I've been trying to replace missing values in a Pandas dataframe, but without success. I tried the .fillna
method and also tried to loop through the entire data set, checking each cell and replacing NaNs with a chosen value. However, in both cases, Python executes the script without throwing up any errors, but the NaN values remain.
When I dug a bit deeper, I discovered behaviour that seems erratic to me, best demonstrated with an example:
In[ ] X['Smokinginpregnancy'].head()
Out[ ]
Index
E09000002 NaN
E09000003 5.216126
E09000004 10.287496
E09000005 3.090379
E09000006 6.080041
Name: Smokinginpregnancy, dtype: float64
I know for a fact that the first item in this column is missing and pandas recognises it as NaN. In fact, if I call this item on its own, python tells me it's NaN:
In [ ] X['Smokinginpregnancy'][0]
Out [ ]
nan
However, when I test whether it's NaN, python returns False.

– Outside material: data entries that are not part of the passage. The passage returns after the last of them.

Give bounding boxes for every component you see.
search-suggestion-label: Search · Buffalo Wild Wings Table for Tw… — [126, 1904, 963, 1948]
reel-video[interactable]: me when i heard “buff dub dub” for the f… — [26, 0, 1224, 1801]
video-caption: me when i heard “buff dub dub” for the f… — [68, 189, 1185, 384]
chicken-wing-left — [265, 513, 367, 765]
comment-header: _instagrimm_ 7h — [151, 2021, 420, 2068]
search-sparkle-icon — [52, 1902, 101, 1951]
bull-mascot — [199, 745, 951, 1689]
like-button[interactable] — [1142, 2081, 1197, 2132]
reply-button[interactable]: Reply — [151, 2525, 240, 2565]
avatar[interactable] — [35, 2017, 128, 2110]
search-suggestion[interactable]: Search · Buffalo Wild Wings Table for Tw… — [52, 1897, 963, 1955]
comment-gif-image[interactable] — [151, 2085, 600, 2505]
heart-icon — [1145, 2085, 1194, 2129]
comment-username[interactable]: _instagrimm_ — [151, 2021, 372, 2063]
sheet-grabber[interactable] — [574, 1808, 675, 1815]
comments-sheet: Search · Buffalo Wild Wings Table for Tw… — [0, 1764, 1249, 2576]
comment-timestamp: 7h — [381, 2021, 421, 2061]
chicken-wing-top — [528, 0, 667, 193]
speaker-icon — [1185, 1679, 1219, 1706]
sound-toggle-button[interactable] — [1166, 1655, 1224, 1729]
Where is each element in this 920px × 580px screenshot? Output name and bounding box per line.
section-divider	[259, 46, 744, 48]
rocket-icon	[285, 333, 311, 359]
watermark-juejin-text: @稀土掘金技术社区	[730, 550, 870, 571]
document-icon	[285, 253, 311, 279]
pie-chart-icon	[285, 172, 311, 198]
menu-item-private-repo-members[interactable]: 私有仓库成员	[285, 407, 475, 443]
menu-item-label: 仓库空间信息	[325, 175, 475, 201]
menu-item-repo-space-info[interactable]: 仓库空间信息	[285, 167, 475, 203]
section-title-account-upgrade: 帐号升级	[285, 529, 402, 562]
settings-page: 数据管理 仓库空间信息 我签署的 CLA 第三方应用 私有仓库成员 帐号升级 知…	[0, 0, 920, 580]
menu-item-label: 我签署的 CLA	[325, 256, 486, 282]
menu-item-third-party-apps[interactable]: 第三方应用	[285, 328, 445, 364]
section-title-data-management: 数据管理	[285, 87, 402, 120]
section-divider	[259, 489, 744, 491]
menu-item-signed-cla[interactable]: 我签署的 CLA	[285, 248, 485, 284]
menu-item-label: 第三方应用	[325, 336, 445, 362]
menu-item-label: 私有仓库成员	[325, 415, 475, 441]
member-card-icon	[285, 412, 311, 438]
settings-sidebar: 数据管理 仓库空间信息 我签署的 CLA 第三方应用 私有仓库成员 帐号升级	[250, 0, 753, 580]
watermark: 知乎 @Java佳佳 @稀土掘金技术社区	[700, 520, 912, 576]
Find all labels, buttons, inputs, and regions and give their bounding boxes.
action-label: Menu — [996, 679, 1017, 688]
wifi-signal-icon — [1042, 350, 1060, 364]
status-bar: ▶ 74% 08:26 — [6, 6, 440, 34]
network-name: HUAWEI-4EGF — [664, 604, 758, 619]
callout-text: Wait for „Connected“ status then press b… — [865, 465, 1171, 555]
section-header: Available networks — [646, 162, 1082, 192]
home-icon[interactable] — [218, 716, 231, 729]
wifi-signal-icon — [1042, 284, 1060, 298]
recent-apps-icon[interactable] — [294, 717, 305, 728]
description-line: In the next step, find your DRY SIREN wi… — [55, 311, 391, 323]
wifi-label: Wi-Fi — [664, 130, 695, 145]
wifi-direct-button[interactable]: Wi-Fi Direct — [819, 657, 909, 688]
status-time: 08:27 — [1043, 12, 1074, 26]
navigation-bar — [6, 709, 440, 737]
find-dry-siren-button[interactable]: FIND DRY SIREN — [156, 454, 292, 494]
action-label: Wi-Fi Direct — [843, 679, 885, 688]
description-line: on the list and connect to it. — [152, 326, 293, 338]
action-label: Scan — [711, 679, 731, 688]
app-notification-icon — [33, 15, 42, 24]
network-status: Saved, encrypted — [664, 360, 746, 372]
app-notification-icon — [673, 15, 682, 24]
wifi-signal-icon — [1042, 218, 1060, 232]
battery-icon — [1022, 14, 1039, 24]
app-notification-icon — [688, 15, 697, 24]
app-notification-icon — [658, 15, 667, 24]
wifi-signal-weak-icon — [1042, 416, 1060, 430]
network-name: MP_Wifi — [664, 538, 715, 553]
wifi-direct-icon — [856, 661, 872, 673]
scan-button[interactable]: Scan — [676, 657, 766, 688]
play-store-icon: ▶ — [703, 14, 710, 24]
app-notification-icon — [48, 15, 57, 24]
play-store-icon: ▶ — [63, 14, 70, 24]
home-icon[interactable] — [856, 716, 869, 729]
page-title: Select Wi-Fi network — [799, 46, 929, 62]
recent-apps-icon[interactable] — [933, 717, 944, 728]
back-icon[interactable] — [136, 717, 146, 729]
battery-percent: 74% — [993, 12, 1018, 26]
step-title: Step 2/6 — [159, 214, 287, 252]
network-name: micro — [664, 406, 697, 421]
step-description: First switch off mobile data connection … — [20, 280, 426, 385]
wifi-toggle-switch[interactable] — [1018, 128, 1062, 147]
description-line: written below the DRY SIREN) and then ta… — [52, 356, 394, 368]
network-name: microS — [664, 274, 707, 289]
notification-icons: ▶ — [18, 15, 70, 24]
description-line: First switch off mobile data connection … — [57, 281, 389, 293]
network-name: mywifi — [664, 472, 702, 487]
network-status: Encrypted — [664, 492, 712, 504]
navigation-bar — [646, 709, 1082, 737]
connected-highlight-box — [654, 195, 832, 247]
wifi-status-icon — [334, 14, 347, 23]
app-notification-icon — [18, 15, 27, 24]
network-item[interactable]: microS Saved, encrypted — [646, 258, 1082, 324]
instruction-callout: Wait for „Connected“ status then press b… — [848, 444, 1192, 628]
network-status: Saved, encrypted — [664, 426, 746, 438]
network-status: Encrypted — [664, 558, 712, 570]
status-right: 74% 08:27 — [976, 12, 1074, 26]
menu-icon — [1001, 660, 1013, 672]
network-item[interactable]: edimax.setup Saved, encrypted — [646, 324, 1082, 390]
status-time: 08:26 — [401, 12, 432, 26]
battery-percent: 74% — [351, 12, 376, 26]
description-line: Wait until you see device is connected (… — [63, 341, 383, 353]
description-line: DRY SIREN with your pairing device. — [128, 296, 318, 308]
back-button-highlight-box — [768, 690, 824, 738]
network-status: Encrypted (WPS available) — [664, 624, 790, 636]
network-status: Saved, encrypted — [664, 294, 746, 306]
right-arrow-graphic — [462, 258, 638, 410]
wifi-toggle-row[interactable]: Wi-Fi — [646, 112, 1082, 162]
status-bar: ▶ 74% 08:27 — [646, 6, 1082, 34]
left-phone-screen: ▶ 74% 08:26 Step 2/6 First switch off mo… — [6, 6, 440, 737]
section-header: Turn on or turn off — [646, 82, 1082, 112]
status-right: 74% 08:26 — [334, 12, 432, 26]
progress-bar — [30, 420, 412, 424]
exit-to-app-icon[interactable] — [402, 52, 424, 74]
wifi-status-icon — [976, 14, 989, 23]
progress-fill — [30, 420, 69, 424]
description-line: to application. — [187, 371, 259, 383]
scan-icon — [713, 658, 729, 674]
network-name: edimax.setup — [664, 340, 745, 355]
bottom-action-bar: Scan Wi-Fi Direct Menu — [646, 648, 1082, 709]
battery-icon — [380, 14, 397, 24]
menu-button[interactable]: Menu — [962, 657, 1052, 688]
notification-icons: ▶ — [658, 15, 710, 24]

In [ ] X['Smokinginpregnancy'][0] == np.nan
Out [ ] False
I suspect that when .fillna
is being executed, python checks whether the item is NaN but gets back a False, so it continues, leaving the cell alone.
Does anyone know what's going on? Any solutions? (apart from opening the csv file in excel and then manually replacing the values.)
I'm using Anaconda's Python 3 distribution.